DataMind: a scalable data synthesis and agent training recipe powering open generalist analytics agents

Generalist data‑analytic agents promise automated, end‑to‑end insights across messy, large, and diverse files. But open models often falter on long‑horizon, code‑based reasoning and multi‑turn tool use. DataMind introduces a full stack to fix that: a data synthesis pipeline, stability‑oriented rollouts, and a training objective that blends SFT and RL for robust skill acquisition.

Four key ingredients drive the recipe: (1) a fine‑grained task taxonomy paired with recursive easy‑to‑hard composition to scale difficulty and diversity; (2) knowledge‑augmented trajectory sampling plus model‑ and rule‑based filtering to ensure quality; (3) a dynamically adjustable objective that mixes SFT and RL losses; and (4) a memory‑frugal, stable, code‑centric multi‑turn rollout framework for agentic training.

The team releases DataMind‑12K, a curated trajectory set spanning domains, task types, and data formats.
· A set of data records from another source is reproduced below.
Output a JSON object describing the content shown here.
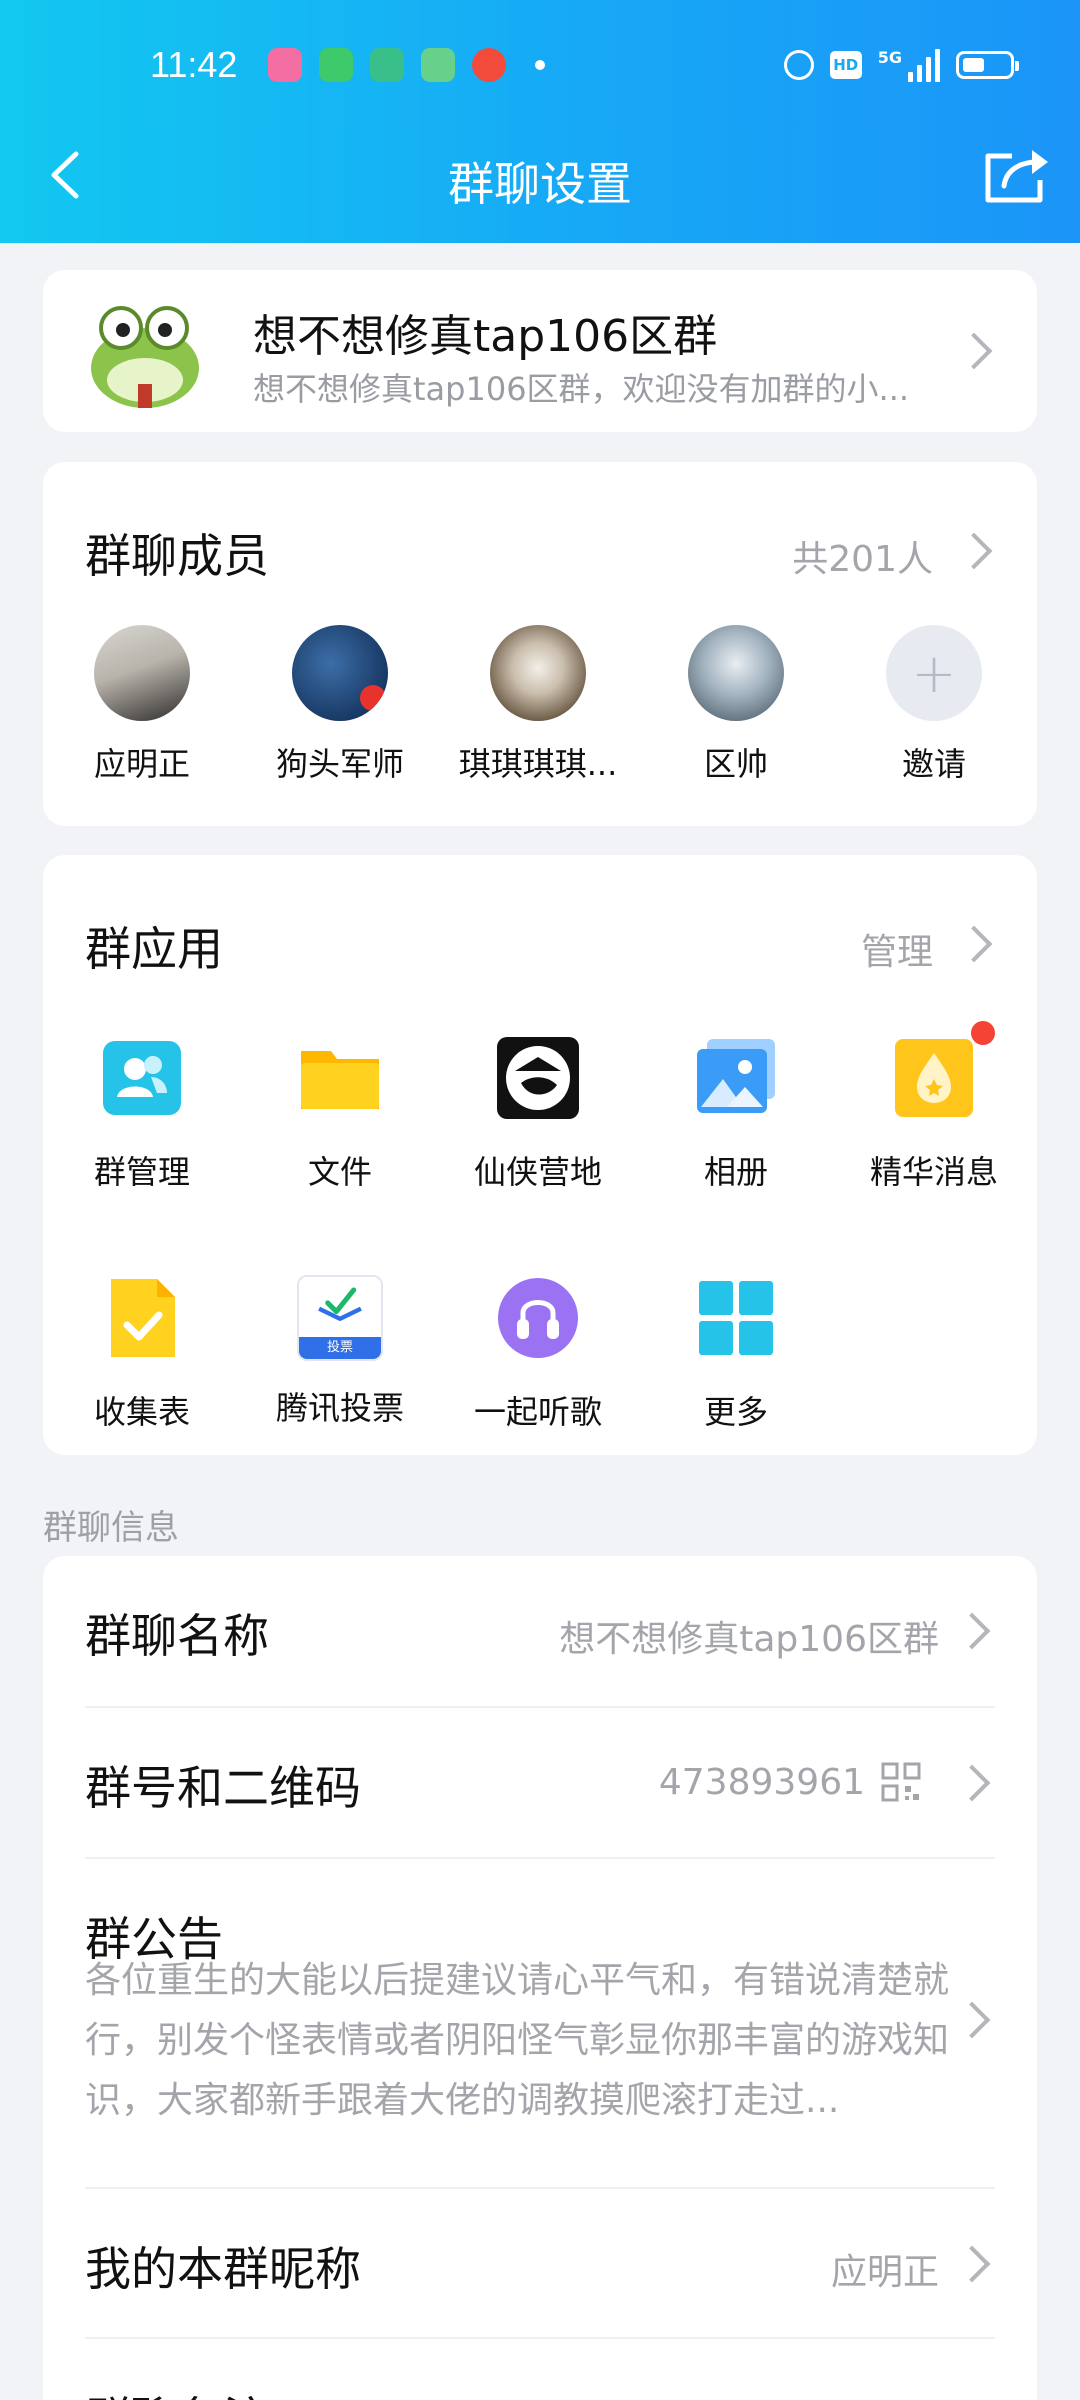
{
  "status_bar": {
    "time": "11:42",
    "signal": "5G",
    "hd": "HD",
    "battery_level": 0.45
  },
  "nav": {
    "title": "群聊设置"
  },
  "group": {
    "name": "想不想修真tap106区群",
    "description": "想不想修真tap106区群，欢迎没有加群的小..."
  },
  "members": {
    "title": "群聊成员",
    "count": "共201人",
    "list": [
      {
        "name": "应明正"
      },
      {
        "name": "狗头军师"
      },
      {
        "name": "琪琪琪琪..."
      },
      {
        "name": "区帅"
      }
    ],
    "invite_label": "邀请",
    "invite_icon": "+"
  },
  "apps": {
    "title": "群应用",
    "manage_label": "管理",
    "items": [
      {
        "label": "群管理",
        "icon": "group-manage-icon"
      },
      {
        "label": "文件",
        "icon": "folder-icon"
      },
      {
        "label": "仙侠营地",
        "icon": "xianxia-camp-icon"
      },
      {
        "label": "相册",
        "icon": "album-icon"
      },
      {
        "label": "精华消息",
        "icon": "essence-message-icon"
      },
      {
        "label": "收集表",
        "icon": "collect-form-icon"
      },
      {
        "label": "腾讯投票",
        "icon": "vote-icon",
        "badge": "投票"
      },
      {
        "label": "一起听歌",
        "icon": "listen-music-icon"
      },
      {
        "label": "更多",
        "icon": "more-grid-icon"
      }
    ]
  },
  "info": {
    "section_label": "群聊信息",
    "group_name_label": "群聊名称",
    "group_name_value": "想不想修真tap106区群",
    "group_id_label": "群号和二维码",
    "group_id_value": "473893961",
    "notice_label": "群公告",
    "notice_text": "各位重生的大能以后提建议请心平气和，有错说清楚就行，别发个怪表情或者阴阳怪气彰显你那丰富的游戏知识，大家都新手跟着大佬的调教摸爬滚打走过...",
    "nickname_label": "我的本群昵称",
    "nickname_value": "应明正",
    "remark_label": "群聊备注"
  },
  "colors": {
    "header_start": "#12c8f0",
    "header_end": "#1b95f8",
    "secondary_text": "#a3a5ab",
    "red_badge": "#f54336"
  }
}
Trained on it, DataMind‑14B achieves an average 71.16% across multiple data analysis benchmarks, outperforming strong proprietary baselines such as DeepSeek‑V3.1 and GPT‑5 reported by the authors. DataMind‑7B tops open‑source peers at 68.10%.

Why it matters: building open, reproducible, and strong data‑analytic agents requires both high‑quality synthetic data and stable agentic training. DataMind offers an actionable blueprint and artifacts (dataset and models) to accelerate community progress.

Who should care: data science teams, analytics platform builders, and researchers pursuing agentic code execution over real‑world, heterogeneous datasets.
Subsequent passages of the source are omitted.